Из пребывания в Турове барон Гельмгольд вывел заключение, что нелегко жениться на которой-нибудь из графинь, что тысячи препятствий станут на дороге, и прежде, чем решиться, он хотел удостовериться, как сам выражался, стоила ли игра свеч. Для этого был ему необходим неоцененный пан Мамерт Клаудзинский. Конечно, барону было известно, что пан Мамерт, заведуя делами графинь, неблагоприятно посмотрит на подобные искательства, но ему казалось, что это можно как-нибудь уладить.

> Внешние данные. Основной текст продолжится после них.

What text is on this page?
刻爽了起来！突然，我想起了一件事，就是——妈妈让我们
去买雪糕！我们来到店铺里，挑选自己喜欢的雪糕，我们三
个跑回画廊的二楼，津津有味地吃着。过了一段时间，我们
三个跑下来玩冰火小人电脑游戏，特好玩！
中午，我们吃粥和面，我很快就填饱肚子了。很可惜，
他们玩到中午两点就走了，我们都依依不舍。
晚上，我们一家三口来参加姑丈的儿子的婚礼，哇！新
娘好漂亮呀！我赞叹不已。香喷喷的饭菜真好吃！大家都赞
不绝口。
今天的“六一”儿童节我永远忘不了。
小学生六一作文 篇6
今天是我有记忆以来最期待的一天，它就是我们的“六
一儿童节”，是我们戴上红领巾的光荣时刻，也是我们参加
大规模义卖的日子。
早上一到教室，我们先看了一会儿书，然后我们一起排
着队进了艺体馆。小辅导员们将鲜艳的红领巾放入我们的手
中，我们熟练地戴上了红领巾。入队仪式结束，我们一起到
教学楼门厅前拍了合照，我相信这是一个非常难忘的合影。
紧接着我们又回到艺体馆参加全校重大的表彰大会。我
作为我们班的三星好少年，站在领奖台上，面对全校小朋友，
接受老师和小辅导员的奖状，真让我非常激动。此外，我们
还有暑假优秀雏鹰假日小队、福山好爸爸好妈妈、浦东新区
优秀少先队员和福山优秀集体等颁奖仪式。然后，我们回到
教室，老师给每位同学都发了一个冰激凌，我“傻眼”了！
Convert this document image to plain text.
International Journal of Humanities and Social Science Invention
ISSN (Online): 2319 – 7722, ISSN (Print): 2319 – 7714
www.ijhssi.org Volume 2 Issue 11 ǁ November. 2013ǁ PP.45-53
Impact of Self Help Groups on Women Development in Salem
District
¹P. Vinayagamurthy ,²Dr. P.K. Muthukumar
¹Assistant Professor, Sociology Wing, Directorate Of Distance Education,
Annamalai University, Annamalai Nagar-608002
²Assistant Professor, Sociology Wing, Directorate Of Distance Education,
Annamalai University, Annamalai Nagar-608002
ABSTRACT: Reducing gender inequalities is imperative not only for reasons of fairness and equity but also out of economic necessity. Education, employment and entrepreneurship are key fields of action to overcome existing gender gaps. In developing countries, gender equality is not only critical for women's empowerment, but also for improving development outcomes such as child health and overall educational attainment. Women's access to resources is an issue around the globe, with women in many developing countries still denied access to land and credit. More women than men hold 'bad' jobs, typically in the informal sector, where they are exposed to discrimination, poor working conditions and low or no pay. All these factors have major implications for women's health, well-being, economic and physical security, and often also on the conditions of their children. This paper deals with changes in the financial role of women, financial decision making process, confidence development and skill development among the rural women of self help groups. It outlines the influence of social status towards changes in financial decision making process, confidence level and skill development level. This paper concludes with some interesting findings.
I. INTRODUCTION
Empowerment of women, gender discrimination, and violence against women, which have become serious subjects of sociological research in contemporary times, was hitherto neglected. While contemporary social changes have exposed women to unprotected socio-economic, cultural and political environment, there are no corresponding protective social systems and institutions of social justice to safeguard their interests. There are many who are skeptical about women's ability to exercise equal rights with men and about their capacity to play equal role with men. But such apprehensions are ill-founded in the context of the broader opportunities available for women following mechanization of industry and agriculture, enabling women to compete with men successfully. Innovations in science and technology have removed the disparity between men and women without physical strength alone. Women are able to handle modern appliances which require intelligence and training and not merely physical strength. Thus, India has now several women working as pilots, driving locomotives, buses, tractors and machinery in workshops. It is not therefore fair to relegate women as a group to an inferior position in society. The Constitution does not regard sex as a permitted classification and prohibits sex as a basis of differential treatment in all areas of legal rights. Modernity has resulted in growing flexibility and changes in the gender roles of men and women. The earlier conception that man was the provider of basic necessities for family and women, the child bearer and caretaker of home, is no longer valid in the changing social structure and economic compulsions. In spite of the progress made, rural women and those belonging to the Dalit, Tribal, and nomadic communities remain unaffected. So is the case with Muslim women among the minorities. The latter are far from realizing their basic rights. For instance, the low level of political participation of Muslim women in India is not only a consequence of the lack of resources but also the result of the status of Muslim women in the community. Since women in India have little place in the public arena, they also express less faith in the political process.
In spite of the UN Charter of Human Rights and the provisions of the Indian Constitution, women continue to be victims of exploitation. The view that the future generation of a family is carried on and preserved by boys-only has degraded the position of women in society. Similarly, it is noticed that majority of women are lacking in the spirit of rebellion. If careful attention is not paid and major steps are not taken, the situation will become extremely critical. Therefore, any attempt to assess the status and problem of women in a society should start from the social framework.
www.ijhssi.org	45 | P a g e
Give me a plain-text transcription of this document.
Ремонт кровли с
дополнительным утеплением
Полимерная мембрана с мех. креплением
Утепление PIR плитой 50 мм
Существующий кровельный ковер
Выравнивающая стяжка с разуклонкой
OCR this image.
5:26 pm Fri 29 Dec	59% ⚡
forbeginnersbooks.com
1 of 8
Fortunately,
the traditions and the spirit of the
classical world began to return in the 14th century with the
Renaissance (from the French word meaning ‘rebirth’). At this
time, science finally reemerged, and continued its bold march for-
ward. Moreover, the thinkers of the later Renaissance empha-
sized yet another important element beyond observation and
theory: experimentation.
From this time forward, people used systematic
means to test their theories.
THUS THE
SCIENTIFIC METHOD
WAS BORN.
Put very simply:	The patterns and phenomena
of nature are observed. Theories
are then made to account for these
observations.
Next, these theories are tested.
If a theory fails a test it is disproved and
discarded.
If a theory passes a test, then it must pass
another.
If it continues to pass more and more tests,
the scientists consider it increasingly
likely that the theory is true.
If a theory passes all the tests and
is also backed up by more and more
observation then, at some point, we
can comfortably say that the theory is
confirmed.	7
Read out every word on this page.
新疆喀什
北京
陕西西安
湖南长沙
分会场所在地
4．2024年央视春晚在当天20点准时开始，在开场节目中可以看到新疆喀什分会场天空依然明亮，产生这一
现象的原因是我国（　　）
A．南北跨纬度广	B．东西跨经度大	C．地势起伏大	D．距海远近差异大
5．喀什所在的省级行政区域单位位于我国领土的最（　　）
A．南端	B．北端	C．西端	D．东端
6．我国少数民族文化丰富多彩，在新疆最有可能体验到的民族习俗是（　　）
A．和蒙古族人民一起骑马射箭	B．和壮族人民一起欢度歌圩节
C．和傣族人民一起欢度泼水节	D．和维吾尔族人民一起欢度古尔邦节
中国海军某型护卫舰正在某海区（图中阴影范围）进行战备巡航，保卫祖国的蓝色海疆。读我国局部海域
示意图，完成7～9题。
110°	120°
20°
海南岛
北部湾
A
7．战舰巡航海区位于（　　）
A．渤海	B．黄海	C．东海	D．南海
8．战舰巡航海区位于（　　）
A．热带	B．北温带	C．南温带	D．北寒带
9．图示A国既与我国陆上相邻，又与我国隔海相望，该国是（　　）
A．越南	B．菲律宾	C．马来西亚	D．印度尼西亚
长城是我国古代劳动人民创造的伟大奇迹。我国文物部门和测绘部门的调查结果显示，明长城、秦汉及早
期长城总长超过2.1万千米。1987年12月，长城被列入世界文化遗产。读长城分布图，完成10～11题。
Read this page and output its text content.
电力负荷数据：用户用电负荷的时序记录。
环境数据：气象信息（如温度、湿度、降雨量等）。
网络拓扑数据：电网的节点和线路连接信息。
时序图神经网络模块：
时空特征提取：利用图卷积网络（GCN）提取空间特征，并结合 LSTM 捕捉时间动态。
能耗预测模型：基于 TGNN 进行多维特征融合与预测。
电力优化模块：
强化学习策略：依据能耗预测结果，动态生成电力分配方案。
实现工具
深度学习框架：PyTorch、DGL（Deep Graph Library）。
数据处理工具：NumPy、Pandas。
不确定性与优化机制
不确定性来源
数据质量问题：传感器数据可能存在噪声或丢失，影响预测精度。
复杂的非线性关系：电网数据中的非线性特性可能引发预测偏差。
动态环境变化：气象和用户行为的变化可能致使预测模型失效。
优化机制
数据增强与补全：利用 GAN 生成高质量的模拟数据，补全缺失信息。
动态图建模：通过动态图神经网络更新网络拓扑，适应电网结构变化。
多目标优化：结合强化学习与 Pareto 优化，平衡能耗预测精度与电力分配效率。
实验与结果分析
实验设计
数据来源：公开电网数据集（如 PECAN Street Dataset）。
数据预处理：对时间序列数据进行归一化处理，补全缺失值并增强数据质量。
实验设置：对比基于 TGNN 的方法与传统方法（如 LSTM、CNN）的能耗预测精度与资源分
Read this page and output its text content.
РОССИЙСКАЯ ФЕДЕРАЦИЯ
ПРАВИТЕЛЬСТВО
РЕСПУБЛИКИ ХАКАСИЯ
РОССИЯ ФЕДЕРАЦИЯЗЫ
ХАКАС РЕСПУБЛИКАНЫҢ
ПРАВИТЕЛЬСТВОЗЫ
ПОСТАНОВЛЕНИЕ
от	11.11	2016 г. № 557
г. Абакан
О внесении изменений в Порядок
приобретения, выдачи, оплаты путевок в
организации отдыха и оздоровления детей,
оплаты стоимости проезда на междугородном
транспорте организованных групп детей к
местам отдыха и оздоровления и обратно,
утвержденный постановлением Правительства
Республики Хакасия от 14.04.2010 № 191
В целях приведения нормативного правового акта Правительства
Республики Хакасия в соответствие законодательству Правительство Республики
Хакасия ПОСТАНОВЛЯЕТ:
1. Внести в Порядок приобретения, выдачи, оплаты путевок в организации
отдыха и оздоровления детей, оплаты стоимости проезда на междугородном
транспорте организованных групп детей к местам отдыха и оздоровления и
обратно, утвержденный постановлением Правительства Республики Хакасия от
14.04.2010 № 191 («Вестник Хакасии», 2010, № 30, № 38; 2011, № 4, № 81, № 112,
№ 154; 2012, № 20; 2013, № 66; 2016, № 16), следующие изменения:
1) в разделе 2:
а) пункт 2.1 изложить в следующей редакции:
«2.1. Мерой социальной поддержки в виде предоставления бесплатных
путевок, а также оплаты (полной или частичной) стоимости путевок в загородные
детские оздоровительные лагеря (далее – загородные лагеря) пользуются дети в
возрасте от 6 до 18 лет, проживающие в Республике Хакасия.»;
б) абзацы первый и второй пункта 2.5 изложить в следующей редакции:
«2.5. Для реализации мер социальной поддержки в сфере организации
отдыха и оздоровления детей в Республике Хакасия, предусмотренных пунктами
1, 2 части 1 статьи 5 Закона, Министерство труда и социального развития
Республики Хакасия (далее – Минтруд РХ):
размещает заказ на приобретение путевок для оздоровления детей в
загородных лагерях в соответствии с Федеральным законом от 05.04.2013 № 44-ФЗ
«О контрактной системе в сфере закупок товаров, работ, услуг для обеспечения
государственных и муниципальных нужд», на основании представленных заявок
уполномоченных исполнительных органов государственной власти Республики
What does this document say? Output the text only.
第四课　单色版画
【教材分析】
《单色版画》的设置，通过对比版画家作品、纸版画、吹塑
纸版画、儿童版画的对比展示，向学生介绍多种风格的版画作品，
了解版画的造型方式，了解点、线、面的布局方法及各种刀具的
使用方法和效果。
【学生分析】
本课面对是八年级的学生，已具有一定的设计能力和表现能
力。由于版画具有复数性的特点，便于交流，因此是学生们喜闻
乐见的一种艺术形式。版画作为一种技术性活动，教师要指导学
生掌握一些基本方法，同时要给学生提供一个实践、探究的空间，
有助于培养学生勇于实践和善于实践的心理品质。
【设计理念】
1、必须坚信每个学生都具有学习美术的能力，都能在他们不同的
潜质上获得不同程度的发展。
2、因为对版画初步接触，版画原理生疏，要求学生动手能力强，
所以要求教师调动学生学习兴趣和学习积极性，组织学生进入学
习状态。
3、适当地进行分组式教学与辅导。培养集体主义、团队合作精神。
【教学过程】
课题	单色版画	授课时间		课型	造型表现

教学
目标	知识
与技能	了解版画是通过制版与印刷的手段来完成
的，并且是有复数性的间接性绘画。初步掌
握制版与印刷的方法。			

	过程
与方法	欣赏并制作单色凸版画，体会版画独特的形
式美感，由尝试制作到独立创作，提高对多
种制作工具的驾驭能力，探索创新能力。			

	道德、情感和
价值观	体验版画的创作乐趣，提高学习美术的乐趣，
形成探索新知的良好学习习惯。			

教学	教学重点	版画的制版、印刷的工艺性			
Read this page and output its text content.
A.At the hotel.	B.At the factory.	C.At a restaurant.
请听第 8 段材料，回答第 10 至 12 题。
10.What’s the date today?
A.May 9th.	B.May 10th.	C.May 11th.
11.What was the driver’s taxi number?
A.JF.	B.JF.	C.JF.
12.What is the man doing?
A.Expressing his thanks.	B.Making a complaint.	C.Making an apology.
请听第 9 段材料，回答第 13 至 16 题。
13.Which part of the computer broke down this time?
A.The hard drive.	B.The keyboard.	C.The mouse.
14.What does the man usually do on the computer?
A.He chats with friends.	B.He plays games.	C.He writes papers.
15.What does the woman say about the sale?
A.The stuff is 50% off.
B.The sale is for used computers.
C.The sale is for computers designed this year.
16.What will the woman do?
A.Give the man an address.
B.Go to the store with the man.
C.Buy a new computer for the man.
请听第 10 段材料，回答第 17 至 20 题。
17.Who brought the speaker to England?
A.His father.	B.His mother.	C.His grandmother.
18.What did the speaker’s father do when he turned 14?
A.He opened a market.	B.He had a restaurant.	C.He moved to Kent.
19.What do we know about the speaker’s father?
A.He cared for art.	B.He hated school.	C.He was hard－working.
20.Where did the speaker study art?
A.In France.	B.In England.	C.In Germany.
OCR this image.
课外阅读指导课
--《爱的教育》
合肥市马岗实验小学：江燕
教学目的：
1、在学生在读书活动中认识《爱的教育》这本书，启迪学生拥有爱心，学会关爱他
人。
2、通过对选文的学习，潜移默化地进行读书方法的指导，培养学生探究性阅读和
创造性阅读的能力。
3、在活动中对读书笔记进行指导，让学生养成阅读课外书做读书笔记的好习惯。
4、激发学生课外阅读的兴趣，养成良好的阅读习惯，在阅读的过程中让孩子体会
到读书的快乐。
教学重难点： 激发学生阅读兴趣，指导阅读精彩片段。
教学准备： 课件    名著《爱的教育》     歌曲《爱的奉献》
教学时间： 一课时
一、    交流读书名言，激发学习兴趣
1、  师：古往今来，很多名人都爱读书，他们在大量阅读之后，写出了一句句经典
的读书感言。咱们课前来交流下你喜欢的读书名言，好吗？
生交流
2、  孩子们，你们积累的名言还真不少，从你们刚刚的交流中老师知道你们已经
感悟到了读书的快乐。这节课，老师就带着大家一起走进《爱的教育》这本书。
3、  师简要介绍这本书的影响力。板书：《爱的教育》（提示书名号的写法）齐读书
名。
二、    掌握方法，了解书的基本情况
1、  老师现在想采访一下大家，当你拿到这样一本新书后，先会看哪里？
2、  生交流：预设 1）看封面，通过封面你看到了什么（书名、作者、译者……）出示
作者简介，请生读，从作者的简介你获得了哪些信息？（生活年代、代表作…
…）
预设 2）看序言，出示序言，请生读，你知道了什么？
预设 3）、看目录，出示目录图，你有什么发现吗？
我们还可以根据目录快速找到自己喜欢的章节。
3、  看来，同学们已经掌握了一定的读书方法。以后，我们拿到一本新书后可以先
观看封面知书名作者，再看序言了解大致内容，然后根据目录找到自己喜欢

В назначенный день невзрачная фигурка пана Мамерта явилась в условленном месте. Барон заранее приготовился к приему. Старание обмануть или перехитрить пана Мамерта было смешно, и потому Гельмгольд решился напасть на него с другой стороны.

На столе были поставлены бутылка рейнвейна, швейцарский сыр и другие закуски; еврейка заперла дверь, и барон прямо бросился на шею к удивленному несколько управляющему.

— Мы земляки, пан Мамерт Клаудзинский, — сказал он, — родились в одном краю, семейства наши издавна в хороших отношениях, и потому говорю с вами откровенно, протягивая руку, как земляку, — помогите!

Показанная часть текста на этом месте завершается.